Ammesso però che Fini e gli altri fossero convinti della possibile ricandidatura di un uomo politicamente sfinito, il ricorso alle urne vedrebbe una campagna elettorale tutta all’attacco, un referendum su Papi uber alles e con il principale partito d’opposizione ancora senza un segretario. Non è un caso che il Pd si guardi bene dal chiedere le dimissioni del governo.

 

L’ipotesi, comunque, non è facilmente realizzabile, vuoi per l’opposizione del Quirinale, vuoi per la contrarietà (per quanto silente) dei parlamentari berlusconiani, che non hanno alcuna voglia di reimbarcarsi alla ricerca di una nuova legislatura, con nuove spese e nuovi scontri.

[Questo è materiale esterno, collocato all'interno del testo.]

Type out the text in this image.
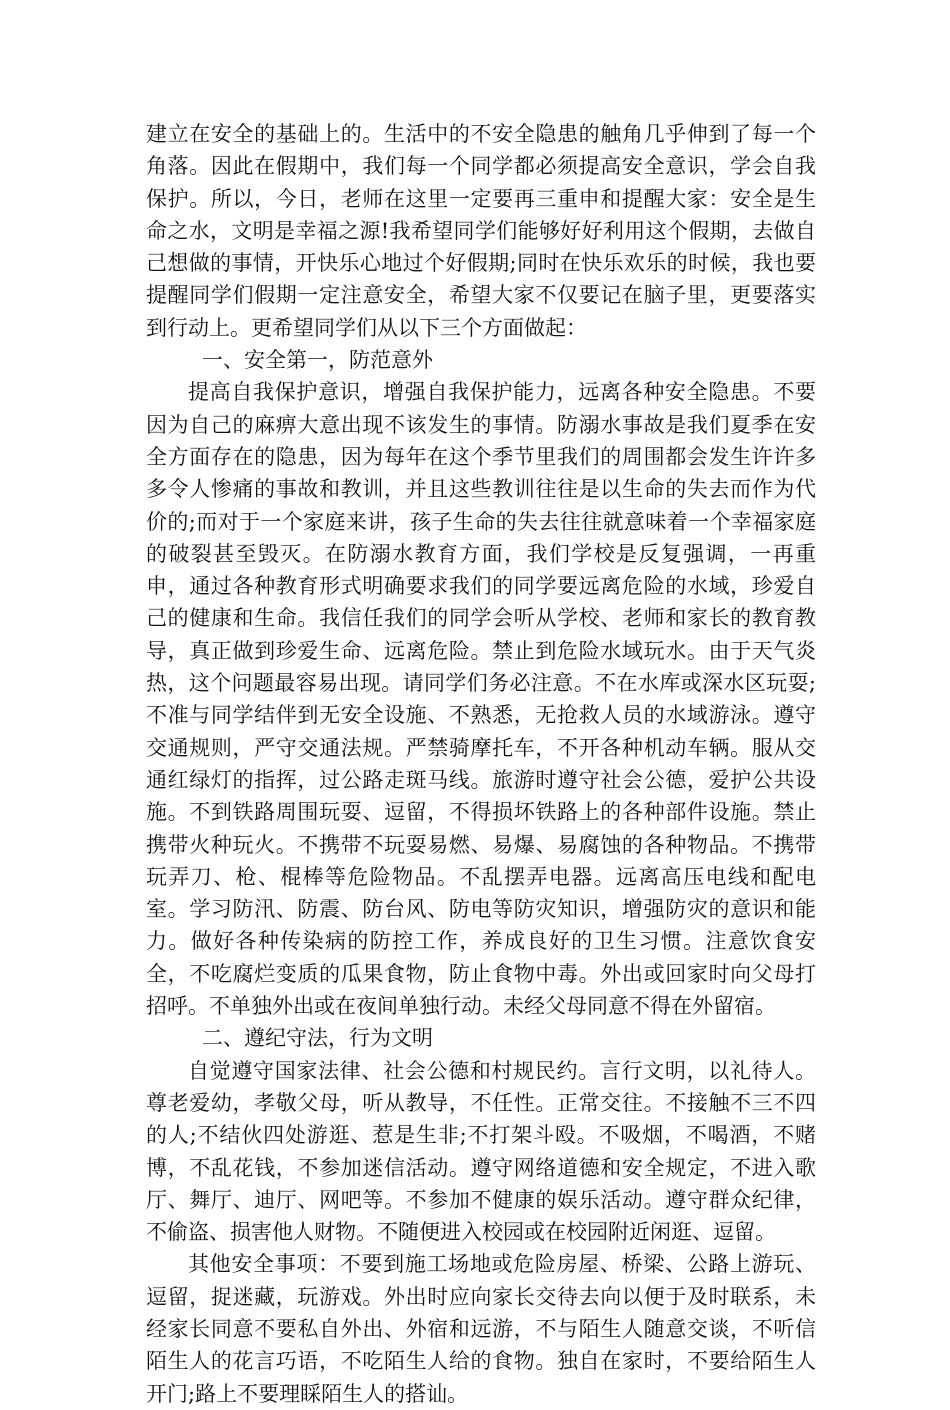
建立在安全的基础上的。生活中的不安全隐患的触角几乎伸到了每一个角落。因此在假期中，我们每一个同学都必须提高安全意识，学会自我保护。所以，今日，老师在这里一定要再三重申和提醒大家：安全是生命之水，文明是幸福之源!我希望同学们能够好好利用这个假期，去做自己想做的事情，开快乐心地过个好假期;同时在快乐欢乐的时候，我也要提醒同学们假期一定注意安全，希望大家不仅要记在脑子里，更要落实到行动上。更希望同学们从以下三个方面做起：

一、安全第一，防范意外

提高自我保护意识，增强自我保护能力，远离各种安全隐患。不要因为自己的麻痹大意出现不该发生的事情。防溺水事故是我们夏季在安全方面存在的隐患，因为每年在这个季节里我们的周围都会发生许许多多令人惨痛的事故和教训，并且这些教训往往是以生命的失去而作为代价的;而对于一个家庭来讲，孩子生命的失去往往就意味着一个幸福家庭的破裂甚至毁灭。在防溺水教育方面，我们学校是反复强调，一再重申，通过各种教育形式明确要求我们的同学要远离危险的水域，珍爱自己的健康和生命。我信任我们的同学会听从学校、老师和家长的教育教导，真正做到珍爱生命、远离危险。禁止到危险水域玩水。由于天气炎热，这个问题最容易出现。请同学们务必注意。不在水库或深水区玩耍;不准与同学结伴到无安全设施、不熟悉，无抢救人员的水域游泳。遵守交通规则，严守交通法规。严禁骑摩托车，不开各种机动车辆。服从交通红绿灯的指挥，过公路走斑马线。旅游时遵守社会公德，爱护公共设施。不到铁路周围玩耍、逗留，不得损坏铁路上的各种部件设施。禁止携带火种玩火。不携带不玩耍易燃、易爆、易腐蚀的各种物品。不携带玩弄刀、枪、棍棒等危险物品。不乱摆弄电器。远离高压电线和配电室。学习防汛、防震、防台风、防电等防灾知识，增强防灾的意识和能力。做好各种传染病的防控工作，养成良好的卫生习惯。注意饮食安全，不吃腐烂变质的瓜果食物，防止食物中毒。外出或回家时向父母打招呼。不单独外出或在夜间单独行动。未经父母同意不得在外留宿。

二、遵纪守法，行为文明

自觉遵守国家法律、社会公德和村规民约。言行文明，以礼待人。尊老爱幼，孝敬父母，听从教导，不任性。正常交往。不接触不三不四的人;不结伙四处游逛、惹是生非;不打架斗殴。不吸烟，不喝酒，不赌博，不乱花钱，不参加迷信活动。遵守网络道德和安全规定，不进入歌厅、舞厅、迪厅、网吧等。不参加不健康的娱乐活动。遵守群众纪律，不偷盗、损害他人财物。不随便进入校园或在校园附近闲逛、逗留。

其他安全事项：不要到施工场地或危险房屋、桥梁、公路上游玩、逗留，捉迷藏，玩游戏。外出时应向家长交待去向以便于及时联系，未经家长同意不要私自外出、外宿和远游，不与陌生人随意交谈，不听信陌生人的花言巧语，不吃陌生人给的食物。独自在家时，不要给陌生人开门;路上不要理睬陌生人的搭讪。
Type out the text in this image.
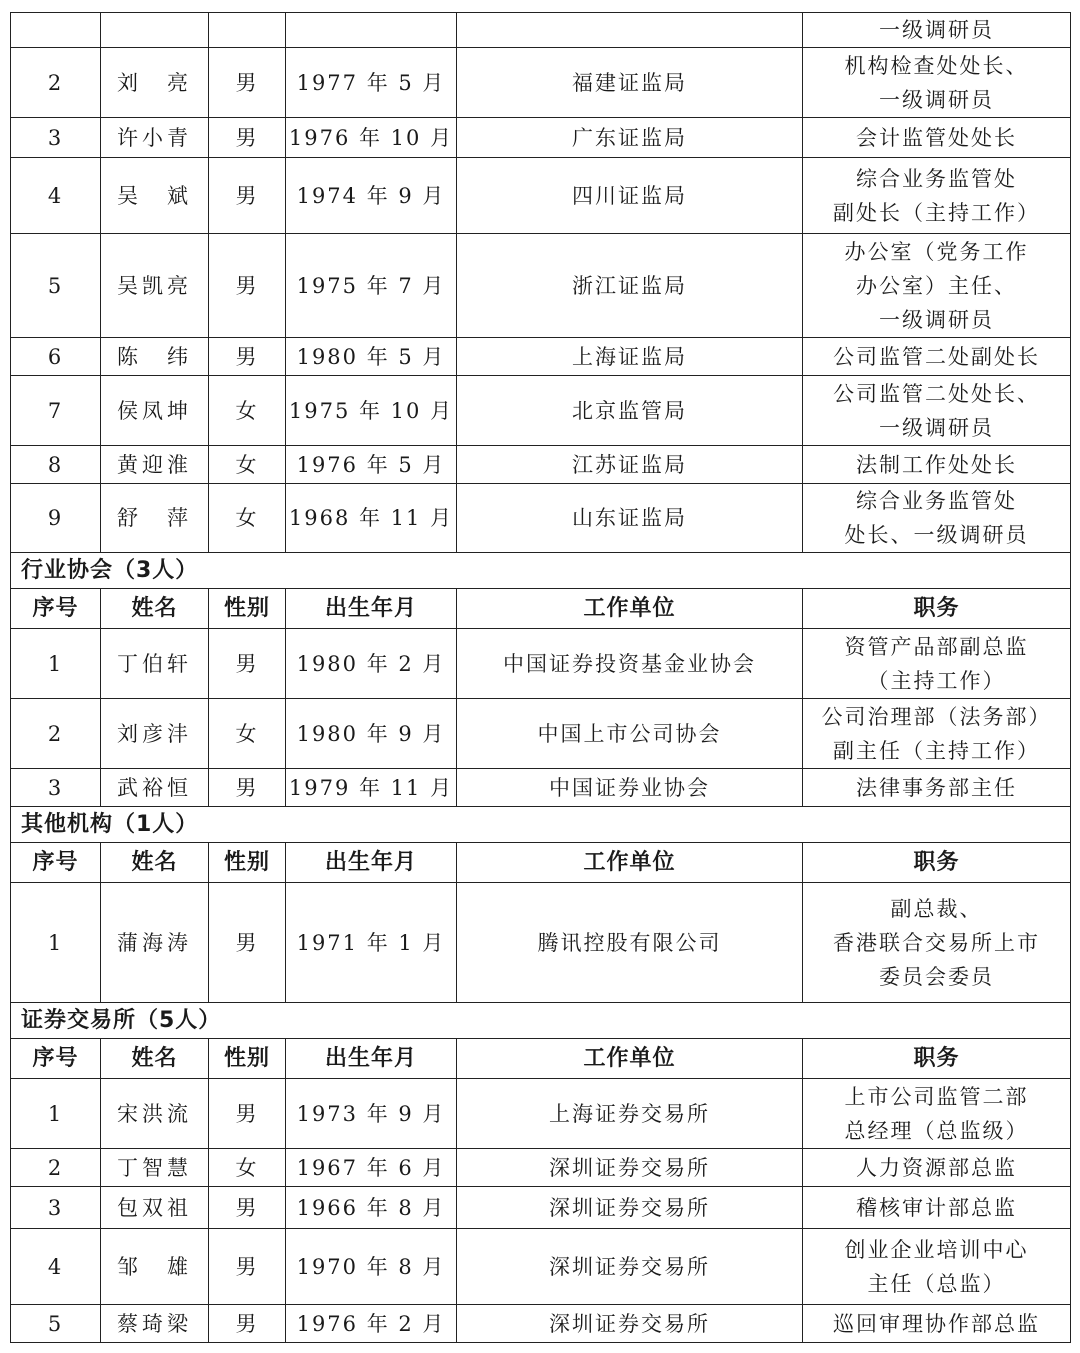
					一级调研员
2	刘　亮	男	1977 年 5 月	福建证监局	机构检查处处长、
一级调研员
3	许小青	男	1976 年 10 月	广东证监局	会计监管处处长
4	吴　斌	男	1974 年 9 月	四川证监局	综合业务监管处
副处长（主持工作）
5	吴凯亮	男	1975 年 7 月	浙江证监局	办公室（党务工作
办公室）主任、
一级调研员
6	陈　纬	男	1980 年 5 月	上海证监局	公司监管二处副处长
7	侯凤坤	女	1975 年 10 月	北京监管局	公司监管二处处长、
一级调研员
8	黄迎淮	女	1976 年 5 月	江苏证监局	法制工作处处长
9	舒　萍	女	1968 年 11 月	山东证监局	综合业务监管处
处长、一级调研员
行业协会（3人）					
序号	姓名	性别	出生年月	工作单位	职务
1	丁伯轩	男	1980 年 2 月	中国证券投资基金业协会	资管产品部副总监
（主持工作）
2	刘彦沣	女	1980 年 9 月	中国上市公司协会	公司治理部（法务部）
副主任（主持工作）
3	武裕恒	男	1979 年 11 月	中国证券业协会	法律事务部主任
其他机构（1人）					
序号	姓名	性别	出生年月	工作单位	职务
1	蒲海涛	男	1971 年 1 月	腾讯控股有限公司	副总裁、
香港联合交易所上市
委员会委员
证券交易所（5人）					
序号	姓名	性别	出生年月	工作单位	职务
1	宋洪流	男	1973 年 9 月	上海证券交易所	上市公司监管二部
总经理（总监级）
2	丁智慧	女	1967 年 6 月	深圳证券交易所	人力资源部总监
3	包双祖	男	1966 年 8 月	深圳证券交易所	稽核审计部总监
4	邹　雄	男	1970 年 8 月	深圳证券交易所	创业企业培训中心
主任（总监）
5	蔡琦梁	男	1976 年 2 月	深圳证券交易所	巡回审理协作部总监
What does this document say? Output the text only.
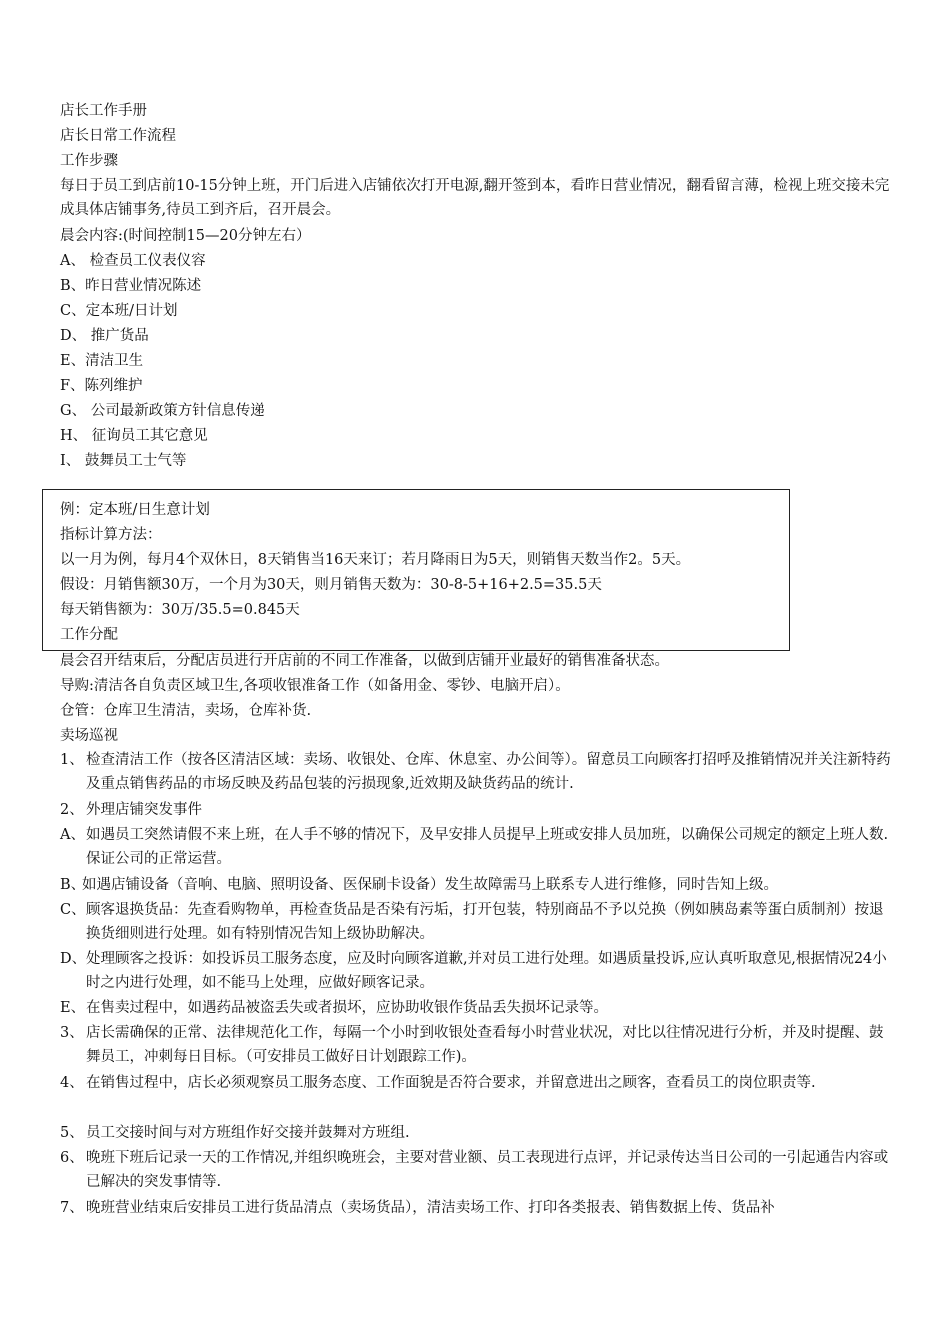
店长工作手册
店长日常工作流程
工作步骤
每日于员工到店前10-15分钟上班，开门后进入店铺依次打开电源,翻开签到本，看昨日营业情况，翻看留言薄，检视上班交接未完成具体店铺事务,待员工到齐后，召开晨会。
晨会内容:(时间控制15—20分钟左右）
A、 检查员工仪表仪容
B、昨日营业情况陈述
C、定本班/日计划
D、 推广货品
E、清洁卫生
F、陈列维护
G、 公司最新政策方针信息传递
H、 征询员工其它意见
I、 鼓舞员工士气等
例：定本班/日生意计划
指标计算方法：
以一月为例，每月4个双休日，8天销售当16天来订；若月降雨日为5天，则销售天数当作2。5天。
假设：月销售额30万，一个月为30天，则月销售天数为：30-8-5+16+2.5=35.5天
每天销售额为：30万/35.5=0.845天
工作分配
晨会召开结束后，分配店员进行开店前的不同工作准备，以做到店铺开业最好的销售准备状态。
导购:清洁各自负责区域卫生,各项收银准备工作（如备用金、零钞、电脑开启）。
仓管：仓库卫生清洁，卖场，仓库补货.
卖场巡视
1、 检查清洁工作（按各区清洁区域：卖场、收银处、仓库、休息室、办公间等）。留意员工向顾客打招呼及推销情况并关注新特药及重点销售药品的市场反映及药品包装的污损现象,近效期及缺货药品的统计.
2、 外理店铺突发事件
A、 如遇员工突然请假不来上班，在人手不够的情况下，及早安排人员提早上班或安排人员加班，以确保公司规定的额定上班人数.保证公司的正常运营。
B、
如遇店铺设备（音响、电脑、照明设备、医保刷卡设备）发生故障需马上联系专人进行维修，同时告知上级。
C、 顾客退换货品：先查看购物单，再检查货品是否染有污垢，打开包装，特别商品不予以兑换（例如胰岛素等蛋白质制剂）按退换货细则进行处理。如有特别情况告知上级协助解决。
D、 处理顾客之投诉：如投诉员工服务态度，应及时向顾客道歉,并对员工进行处理。如遇质量投诉,应认真听取意见,根据情况24小时之内进行处理，如不能马上处理，应做好顾客记录。
E、 在售卖过程中，如遇药品被盗丢失或者损坏，应协助收银作货品丢失损坏记录等。
3、 店长需确保的正常、法律规范化工作，每隔一个小时到收银处查看每小时营业状况，对比以往情况进行分析，并及时提醒、鼓舞员工，冲刺每日目标。（可安排员工做好日计划跟踪工作)。
4、 在销售过程中，店长必须观察员工服务态度、工作面貌是否符合要求，并留意进出之顾客，查看员工的岗位职责等.
5、 员工交接时间与对方班组作好交接并鼓舞对方班组.
6、 晚班下班后记录一天的工作情况,并组织晚班会，主要对营业额、员工表现进行点评，并记录传达当日公司的一引起通告内容或已解决的突发事情等.
7、 晚班营业结束后安排员工进行货品清点（卖场货品），清洁卖场工作、打印各类报表、销售数据上传、货品补
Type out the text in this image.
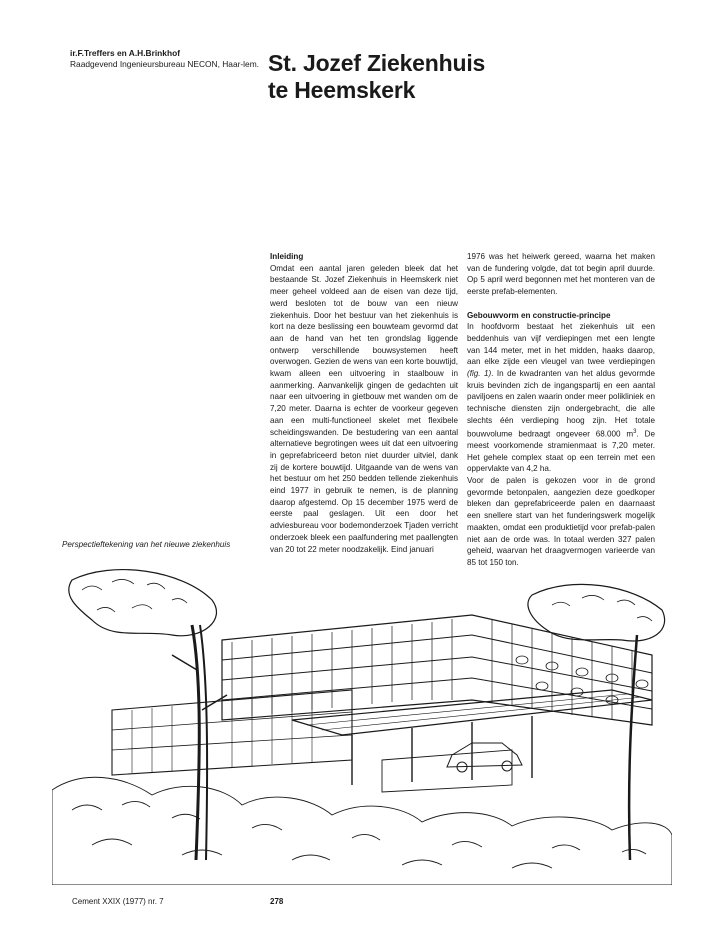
ir.F.Treffers en A.H.Brinkhof
Raadgevend Ingenieursbureau NECON, Haar-lem. St. Jozef Ziekenhuis
te Heemskerk
Inleiding

Omdat een aantal jaren geleden bleek dat het bestaande St. Jozef Ziekenhuis in Heemskerk niet meer geheel voldeed aan de eisen van deze tijd, werd besloten tot de bouw van een nieuw ziekenhuis. Door het bestuur van het ziekenhuis is kort na deze beslissing een bouwteam gevormd dat aan de hand van het ten grondslag liggende ontwerp verschillende bouwsystemen heeft overwogen. Gezien de wens van een korte bouwtijd, kwam alleen een uitvoering in staalbouw in aanmerking. Aanvankelijk gingen de gedachten uit naar een uitvoering in gietbouw met wanden om de 7,20 meter. Daarna is echter de voorkeur gegeven aan een multi-functioneel skelet met flexibele scheidingswanden. De bestudering van een aantal alternatieve begrotingen wees uit dat een uitvoering in geprefabriceerd beton niet duurder uitviel, dank zij de kortere bouwtijd. Uitgaande van de wens van het bestuur om het 250 bedden tellende ziekenhuis eind 1977 in gebruik te nemen, is de planning daarop afgestemd. Op 15 december 1975 werd de eerste paal geslagen. Uit een door het adviesbureau voor bodemonderzoek Tjaden verricht onderzoek bleek een paalfundering met paallengten van 20 tot 22 meter noodzakelijk. Eind januari

1976 was het heiwerk gereed, waarna het maken van de fundering volgde, dat tot begin april duurde. Op 5 april werd begonnen met het monteren van de eerste prefab-elementen.

Gebouwvorm en constructie-principe

In hoofdvorm bestaat het ziekenhuis uit een beddenhuis van vijf verdiepingen met een lengte van 144 meter, met in het midden, haaks daarop, aan elke zijde een vleugel van twee verdiepingen (fig. 1). In de kwadranten van het aldus gevormde kruis bevinden zich de ingangspartij en een aantal paviljoens en zalen waarin onder meer polikliniek en technische diensten zijn ondergebracht, die alle slechts één verdieping hoog zijn. Het totale bouwvolume bedraagt ongeveer 68.000 $m^3$. De meest voorkomende stramienmaat is 7,20 meter. Het gehele complex staat op een terrein met een oppervlakte van 4,2 ha.

Voor de palen is gekozen voor in de grond gevormde betonpalen, aangezien deze goedkoper bleken dan geprefabriceerde palen en daarnaast een snellere start van het funderingswerk mogelijk maakten, omdat een produktietijd voor prefab-palen niet aan de orde was. In totaal werden 327 palen geheid, waarvan het draagvermogen varieerde van 85 tot 150 ton.

Perspectieftekening van het nieuwe ziekenhuis
Cement XXIX (1977) nr. 7	278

Peraltro, Berlusconi deve fare i conti anche con l’incognita di perderle le elezioni, fatto che complicherebbe non poco le cose per il cavaliere e le sue aziende.

 

La seconda ipotesi, quella di un decreto lampo da far votare al Consiglio dei Ministri entro 48 ore, indicherebbe la volontà di andare avanti e tentare di recuperare terreno, ma difficilmente otterrebbe la controfirma del Colle, che avrebbe buon gioco a dimostrare il tentativo di aggiramento della sentenza della Consulta.

 

Berlusconi riparte quindi da due sole certezze: quella di vedere riaperti i due processi milanesi per corruzione in atti giudiziari (Mills) e per i reati societari nella vendita dei diritti Tv Mediaset dai quali era fuggito e quella di dover affrontare la Corte d’Appello per il ricorso sul Lodo Mondadori. Ma la sentenza della Consulta, oltre al merito giuridico del dispositivo, traccia una linea temporale e politica: la crisi del berlusconismo è cominciata. Attenzione ai colpi di coda.